Following the announcement of an impending royal baby, I was interviewed yesterday on BBC Three Counties radio to discuss reigning queens (Roberto Perrone show, available on the BBC I-player at http://www.bbc.co.uk/threecountiesradio/programmes/schedules/2012/12/04). It was recently agreed that the eldest child of Prince William will succeed to the throne, regardless of whether they are male or female. The legislation to bring this into force has not yet been enacted but it does look as though this baby, if a girl, will become queen, regardless of whether or not she has younger brothers.
Reigning queens enjoy a special status amongst English monarchs, with Elizabeth I, Victoria and the current queen largely considered to have been successful and memorable. Part of this must be due to longevity, but Henry III, Edward III and George III (all of whom enjoyed long reigns) are not similarly revered. Their gender certainly helped to endear them to their people and build a mythology: Mary I and her sister, Elizabeth I, both claimed to be wedded to their countries, a claim that a male king never felt the need to make.
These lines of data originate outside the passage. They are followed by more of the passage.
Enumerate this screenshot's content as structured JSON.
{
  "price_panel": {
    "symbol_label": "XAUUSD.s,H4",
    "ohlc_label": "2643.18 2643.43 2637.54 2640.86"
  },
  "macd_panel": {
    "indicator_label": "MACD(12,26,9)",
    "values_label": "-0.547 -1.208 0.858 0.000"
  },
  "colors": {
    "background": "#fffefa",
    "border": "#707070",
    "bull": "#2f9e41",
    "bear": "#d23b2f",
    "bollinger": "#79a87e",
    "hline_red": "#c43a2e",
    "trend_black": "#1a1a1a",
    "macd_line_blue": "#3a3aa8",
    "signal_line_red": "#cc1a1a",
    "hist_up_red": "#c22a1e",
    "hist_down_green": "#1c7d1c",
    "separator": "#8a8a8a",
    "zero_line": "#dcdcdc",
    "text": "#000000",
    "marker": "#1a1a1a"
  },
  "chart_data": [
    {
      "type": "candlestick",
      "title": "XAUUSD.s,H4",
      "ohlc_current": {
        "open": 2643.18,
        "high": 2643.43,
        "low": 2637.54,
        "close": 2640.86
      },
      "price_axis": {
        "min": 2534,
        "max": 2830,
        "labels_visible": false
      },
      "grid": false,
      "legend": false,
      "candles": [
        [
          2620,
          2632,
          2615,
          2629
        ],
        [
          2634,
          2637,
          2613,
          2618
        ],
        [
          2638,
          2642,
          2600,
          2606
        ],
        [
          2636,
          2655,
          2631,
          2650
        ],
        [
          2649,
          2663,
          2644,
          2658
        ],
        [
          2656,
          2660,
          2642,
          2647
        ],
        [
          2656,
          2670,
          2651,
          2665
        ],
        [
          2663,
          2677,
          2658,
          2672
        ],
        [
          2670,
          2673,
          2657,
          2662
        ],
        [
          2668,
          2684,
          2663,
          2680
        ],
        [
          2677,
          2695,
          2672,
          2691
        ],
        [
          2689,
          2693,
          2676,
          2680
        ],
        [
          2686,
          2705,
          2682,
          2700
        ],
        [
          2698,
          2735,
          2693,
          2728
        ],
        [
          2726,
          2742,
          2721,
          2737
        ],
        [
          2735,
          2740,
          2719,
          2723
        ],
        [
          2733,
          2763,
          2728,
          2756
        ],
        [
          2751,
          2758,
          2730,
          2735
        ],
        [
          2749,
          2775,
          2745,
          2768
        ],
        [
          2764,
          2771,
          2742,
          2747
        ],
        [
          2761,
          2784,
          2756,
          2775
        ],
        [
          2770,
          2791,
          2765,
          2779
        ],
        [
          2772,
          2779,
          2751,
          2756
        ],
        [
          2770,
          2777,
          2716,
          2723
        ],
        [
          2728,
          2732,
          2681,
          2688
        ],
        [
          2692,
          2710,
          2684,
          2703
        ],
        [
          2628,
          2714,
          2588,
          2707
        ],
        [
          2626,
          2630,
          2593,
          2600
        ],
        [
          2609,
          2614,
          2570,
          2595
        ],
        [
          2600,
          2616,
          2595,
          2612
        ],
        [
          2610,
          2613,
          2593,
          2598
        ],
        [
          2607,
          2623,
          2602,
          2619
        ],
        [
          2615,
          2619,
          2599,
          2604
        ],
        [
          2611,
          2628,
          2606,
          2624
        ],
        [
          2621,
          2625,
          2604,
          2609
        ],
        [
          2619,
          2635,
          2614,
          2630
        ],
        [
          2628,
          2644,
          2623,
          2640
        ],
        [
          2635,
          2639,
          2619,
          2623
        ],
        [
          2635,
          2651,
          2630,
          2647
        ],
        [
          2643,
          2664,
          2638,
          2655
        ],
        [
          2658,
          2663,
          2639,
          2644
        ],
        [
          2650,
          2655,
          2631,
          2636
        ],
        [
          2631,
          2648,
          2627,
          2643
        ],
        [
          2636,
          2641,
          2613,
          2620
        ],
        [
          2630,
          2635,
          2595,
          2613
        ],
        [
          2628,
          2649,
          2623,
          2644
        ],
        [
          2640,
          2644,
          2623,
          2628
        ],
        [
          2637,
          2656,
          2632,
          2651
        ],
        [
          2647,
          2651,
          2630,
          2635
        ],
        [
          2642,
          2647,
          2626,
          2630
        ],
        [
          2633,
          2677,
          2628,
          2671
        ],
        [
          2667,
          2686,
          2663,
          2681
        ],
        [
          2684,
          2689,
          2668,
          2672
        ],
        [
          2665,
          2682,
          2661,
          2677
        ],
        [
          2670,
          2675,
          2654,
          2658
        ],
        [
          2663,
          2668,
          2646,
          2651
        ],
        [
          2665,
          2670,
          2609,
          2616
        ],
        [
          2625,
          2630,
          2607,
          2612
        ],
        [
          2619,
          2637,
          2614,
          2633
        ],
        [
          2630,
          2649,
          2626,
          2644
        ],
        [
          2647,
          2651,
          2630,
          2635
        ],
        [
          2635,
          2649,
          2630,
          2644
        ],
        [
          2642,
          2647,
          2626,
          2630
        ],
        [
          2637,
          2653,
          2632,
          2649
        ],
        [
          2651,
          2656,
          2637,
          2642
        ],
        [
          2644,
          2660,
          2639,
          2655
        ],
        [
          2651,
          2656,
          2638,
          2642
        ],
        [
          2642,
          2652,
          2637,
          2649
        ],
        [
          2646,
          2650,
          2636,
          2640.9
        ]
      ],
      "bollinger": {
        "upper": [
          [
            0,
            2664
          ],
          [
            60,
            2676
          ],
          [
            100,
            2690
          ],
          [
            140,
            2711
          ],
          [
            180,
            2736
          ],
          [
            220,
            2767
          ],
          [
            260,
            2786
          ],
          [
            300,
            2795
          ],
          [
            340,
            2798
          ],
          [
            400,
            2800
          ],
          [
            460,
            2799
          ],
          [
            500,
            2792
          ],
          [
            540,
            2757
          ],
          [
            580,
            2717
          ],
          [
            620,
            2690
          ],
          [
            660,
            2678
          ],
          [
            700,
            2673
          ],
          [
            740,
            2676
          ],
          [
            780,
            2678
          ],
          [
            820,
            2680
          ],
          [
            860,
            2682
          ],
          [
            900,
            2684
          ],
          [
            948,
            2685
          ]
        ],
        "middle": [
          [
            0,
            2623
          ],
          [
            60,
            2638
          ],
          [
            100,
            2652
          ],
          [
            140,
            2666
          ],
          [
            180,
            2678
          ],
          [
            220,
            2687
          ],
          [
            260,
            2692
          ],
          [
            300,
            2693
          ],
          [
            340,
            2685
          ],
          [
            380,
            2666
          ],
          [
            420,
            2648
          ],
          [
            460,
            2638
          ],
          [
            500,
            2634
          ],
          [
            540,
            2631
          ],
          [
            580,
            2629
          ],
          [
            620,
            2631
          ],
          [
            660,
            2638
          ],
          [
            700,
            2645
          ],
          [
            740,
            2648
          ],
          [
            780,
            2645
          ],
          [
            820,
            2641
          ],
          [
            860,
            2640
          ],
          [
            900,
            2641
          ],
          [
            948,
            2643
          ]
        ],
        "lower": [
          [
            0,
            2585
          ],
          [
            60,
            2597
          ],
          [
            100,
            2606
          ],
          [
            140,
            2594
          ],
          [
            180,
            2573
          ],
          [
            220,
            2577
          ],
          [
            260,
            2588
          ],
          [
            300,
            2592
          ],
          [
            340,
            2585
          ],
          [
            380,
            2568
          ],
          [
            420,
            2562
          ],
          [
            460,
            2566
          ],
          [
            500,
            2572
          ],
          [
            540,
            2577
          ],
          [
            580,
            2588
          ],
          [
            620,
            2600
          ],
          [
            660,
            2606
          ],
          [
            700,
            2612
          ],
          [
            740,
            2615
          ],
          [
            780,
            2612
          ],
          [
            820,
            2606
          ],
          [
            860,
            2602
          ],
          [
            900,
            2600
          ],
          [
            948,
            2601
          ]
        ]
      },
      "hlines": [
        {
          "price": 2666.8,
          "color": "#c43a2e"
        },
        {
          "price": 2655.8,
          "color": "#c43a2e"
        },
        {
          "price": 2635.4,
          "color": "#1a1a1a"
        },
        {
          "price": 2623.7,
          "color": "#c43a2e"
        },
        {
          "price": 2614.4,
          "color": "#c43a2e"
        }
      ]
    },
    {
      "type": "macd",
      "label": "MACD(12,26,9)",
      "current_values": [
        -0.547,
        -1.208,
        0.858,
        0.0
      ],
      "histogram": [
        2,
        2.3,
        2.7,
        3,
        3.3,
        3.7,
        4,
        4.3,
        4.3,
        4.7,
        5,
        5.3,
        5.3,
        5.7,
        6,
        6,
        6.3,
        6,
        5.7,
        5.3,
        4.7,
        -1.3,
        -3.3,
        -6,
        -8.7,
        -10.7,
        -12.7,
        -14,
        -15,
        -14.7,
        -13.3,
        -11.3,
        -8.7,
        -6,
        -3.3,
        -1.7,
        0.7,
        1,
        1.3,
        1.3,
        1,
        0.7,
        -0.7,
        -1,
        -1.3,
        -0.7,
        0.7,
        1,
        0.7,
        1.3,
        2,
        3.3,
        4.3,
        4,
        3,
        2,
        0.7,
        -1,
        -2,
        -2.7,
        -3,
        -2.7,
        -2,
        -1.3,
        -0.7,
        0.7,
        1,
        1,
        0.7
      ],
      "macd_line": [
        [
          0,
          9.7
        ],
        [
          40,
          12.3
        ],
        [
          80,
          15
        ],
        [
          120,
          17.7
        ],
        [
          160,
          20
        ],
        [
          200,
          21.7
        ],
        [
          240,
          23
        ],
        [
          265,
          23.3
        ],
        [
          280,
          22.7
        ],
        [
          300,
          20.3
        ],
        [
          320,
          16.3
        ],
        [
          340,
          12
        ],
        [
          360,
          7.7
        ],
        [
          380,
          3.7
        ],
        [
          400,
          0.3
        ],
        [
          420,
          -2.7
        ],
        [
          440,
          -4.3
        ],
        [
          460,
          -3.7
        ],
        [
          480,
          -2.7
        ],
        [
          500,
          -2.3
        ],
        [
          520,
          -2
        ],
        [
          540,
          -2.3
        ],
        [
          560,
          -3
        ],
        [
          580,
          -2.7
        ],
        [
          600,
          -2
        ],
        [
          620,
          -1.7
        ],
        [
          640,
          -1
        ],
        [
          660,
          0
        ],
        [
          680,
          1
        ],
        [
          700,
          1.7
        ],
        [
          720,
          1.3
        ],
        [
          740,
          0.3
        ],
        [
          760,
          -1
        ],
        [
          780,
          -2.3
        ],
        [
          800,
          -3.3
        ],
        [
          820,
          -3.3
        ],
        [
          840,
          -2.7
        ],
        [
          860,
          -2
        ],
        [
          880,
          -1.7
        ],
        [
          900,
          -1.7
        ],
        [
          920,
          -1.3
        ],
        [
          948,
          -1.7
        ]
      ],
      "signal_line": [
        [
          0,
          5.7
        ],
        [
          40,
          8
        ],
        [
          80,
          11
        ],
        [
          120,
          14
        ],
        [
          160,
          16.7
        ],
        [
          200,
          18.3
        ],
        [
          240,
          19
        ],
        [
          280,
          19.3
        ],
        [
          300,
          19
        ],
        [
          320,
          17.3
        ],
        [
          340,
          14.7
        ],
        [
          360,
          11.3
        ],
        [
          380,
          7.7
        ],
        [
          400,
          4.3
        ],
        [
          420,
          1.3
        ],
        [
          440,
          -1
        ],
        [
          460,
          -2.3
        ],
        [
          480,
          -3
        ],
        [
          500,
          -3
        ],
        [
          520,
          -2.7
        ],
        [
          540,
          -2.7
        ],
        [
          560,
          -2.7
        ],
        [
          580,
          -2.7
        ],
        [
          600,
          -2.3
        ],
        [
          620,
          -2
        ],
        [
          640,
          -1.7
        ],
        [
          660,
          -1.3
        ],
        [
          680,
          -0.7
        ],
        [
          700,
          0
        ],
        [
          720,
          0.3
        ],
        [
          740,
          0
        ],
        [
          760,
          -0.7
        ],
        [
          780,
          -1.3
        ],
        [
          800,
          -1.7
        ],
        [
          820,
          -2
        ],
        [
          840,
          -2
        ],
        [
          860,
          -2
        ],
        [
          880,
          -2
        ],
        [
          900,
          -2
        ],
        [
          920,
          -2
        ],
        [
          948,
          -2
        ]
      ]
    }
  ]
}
Perhaps in the popular perception women are considered better able to symbolise their country and an era. This was somewhat unexpected and there was widespread dread at the prospect of female rule in the mid-sixteenth century when Edward VI's death began to look likely.
The new baby, even if it is a girl, may not succeed for a very long time: 'her' grandfather has already waited over sixty years. She probably wont have to wait as long as another heiress to the English crown, Sophia of Hannover, who died in June 1714 at the age of 83, only weeks before she would have succeeded to the throne.